The police say Ansari played a key role in a plot to assassinate Gujarat Chief Minister Narendra Modi, an operation meant to avenge the 2002 anti-Muslim pogrom in Gujarat. Ansari is alleged to have been the key leader of an Aurangabad-based Lashkar cell, which received assault rifles and military-grade explosives from Pakistan to stage an attack which would have closely resembled the Mumbai operation in tactics and execution.

Eleven men linked to the Lashkar-e-Taiba and Students Islamic Movement of India were held for their alleged role in the 2005 Aurangabad-based plot. However, Ansari eluded the police after a high-speed car chase and has been sought by Interpol since then. He was last sighted at a Lashkar safe house in Karachi by Hyderabad-based jihadist Mohammad Amjad Khwaja, who was arrested earlier this year.
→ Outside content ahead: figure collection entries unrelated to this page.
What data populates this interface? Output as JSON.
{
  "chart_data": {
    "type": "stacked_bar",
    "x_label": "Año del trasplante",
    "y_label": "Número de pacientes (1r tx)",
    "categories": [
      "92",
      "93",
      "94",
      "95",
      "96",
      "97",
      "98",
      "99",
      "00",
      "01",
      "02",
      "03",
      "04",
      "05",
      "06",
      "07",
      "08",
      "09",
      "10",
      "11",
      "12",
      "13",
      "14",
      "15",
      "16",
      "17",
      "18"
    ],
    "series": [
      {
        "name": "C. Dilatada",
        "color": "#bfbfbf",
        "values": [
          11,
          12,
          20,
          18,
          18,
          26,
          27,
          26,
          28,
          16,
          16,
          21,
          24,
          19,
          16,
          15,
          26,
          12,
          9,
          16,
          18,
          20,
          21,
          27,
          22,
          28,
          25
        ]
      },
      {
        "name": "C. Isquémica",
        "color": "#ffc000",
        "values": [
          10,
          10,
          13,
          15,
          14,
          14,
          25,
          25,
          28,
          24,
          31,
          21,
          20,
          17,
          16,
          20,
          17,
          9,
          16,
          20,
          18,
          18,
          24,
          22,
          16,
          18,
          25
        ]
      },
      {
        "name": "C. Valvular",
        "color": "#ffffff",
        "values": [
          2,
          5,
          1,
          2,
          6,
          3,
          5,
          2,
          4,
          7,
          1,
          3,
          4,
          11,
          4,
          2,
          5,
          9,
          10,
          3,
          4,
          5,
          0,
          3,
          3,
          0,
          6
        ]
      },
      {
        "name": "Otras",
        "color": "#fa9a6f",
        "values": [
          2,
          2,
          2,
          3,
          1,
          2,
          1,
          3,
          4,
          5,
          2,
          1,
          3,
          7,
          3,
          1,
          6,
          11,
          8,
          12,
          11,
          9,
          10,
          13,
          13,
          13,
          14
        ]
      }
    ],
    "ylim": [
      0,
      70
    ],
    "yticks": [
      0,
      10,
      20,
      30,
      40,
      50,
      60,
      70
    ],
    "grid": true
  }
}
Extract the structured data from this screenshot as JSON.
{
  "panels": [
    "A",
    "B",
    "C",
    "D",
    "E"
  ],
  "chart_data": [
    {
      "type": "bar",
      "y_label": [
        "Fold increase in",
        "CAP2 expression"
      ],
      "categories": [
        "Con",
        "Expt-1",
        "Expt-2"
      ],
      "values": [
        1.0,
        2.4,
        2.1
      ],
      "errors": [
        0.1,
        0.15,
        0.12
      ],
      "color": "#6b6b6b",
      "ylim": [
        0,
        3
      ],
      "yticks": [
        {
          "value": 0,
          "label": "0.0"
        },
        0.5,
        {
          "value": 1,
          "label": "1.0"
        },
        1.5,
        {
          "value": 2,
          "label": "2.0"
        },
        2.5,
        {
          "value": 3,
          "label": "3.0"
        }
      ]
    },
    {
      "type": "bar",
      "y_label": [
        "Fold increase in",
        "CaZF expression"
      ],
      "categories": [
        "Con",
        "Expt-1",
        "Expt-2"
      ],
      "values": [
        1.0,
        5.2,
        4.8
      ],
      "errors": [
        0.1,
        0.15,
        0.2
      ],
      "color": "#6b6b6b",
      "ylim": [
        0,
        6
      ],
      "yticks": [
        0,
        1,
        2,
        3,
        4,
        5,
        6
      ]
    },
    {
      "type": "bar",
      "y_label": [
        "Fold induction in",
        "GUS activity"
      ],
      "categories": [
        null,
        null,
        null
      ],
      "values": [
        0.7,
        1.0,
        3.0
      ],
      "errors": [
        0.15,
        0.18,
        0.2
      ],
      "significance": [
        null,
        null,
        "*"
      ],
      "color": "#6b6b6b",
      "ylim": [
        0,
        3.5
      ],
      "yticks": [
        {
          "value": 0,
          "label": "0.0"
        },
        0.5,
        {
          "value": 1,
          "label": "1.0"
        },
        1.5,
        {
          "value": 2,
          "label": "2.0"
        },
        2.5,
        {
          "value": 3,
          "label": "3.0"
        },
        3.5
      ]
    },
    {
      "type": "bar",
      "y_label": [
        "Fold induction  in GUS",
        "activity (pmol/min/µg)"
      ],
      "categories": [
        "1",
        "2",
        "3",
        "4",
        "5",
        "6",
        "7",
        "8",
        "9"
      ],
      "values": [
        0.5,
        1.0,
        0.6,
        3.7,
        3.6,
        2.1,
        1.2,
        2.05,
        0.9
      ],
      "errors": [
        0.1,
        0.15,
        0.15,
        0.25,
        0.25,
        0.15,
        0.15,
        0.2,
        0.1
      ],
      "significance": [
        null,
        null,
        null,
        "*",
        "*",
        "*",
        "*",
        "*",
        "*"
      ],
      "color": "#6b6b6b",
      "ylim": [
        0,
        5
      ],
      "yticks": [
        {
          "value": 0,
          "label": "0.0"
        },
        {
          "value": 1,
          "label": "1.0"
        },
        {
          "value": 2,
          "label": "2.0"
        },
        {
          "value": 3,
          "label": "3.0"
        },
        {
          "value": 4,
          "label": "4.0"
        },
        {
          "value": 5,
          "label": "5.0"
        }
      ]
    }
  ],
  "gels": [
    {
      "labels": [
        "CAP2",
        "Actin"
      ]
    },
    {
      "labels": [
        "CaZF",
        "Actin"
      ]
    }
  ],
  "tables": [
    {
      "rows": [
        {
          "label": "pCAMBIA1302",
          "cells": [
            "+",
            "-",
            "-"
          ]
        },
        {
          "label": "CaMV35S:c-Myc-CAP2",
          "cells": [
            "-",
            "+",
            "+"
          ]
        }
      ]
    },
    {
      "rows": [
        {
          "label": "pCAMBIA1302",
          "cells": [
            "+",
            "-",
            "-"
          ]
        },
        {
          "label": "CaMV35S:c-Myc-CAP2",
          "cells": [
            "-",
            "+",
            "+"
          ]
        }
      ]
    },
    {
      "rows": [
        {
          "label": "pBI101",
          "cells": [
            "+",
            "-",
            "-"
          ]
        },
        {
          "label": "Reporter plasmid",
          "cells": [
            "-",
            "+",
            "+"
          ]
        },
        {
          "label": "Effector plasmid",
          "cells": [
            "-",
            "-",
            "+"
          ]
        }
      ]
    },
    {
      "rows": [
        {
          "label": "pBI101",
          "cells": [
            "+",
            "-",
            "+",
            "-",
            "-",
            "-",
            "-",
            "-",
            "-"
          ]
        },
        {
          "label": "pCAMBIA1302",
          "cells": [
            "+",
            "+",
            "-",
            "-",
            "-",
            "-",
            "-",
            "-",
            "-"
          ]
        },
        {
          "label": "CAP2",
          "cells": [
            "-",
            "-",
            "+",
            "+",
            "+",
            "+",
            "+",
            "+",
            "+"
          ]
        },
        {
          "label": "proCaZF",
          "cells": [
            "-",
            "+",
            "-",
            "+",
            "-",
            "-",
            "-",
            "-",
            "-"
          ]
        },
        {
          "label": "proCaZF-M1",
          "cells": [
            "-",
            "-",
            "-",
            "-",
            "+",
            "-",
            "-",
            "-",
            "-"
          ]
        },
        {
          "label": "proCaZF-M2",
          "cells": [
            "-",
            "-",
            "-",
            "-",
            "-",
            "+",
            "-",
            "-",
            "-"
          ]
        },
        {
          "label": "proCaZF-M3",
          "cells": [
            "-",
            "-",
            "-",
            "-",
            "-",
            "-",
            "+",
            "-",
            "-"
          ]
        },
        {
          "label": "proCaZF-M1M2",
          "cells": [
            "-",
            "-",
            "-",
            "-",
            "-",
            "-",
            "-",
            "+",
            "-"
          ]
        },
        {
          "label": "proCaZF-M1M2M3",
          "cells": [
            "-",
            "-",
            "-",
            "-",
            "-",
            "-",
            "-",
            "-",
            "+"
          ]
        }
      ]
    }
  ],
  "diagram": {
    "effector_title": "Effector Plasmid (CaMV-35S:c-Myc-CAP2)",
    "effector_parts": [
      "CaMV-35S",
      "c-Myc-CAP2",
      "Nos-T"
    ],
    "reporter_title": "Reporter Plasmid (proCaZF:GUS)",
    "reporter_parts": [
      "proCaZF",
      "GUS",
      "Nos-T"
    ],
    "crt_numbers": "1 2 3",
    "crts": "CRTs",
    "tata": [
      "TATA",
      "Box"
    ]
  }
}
Imran Babar, one of the two terrorists who took hostages at the Chabad House Jewish prayer centre, was told by the Hindi-speaking controller to call the media with a manifesto to condemn what he described as the Indian government’s “two-faced policy” towards Muslims.

The Lashkar manifesto demanded that Muslims held in jails be released; the Indian Army be pulled out of Jammu and Kashmir; the land on which the Babri Masjid stood be returned to Muslims and a new mosque constructed; India break off its alliance with Israel; and what the organisation called “Muslim states be handed back to the Muslims.”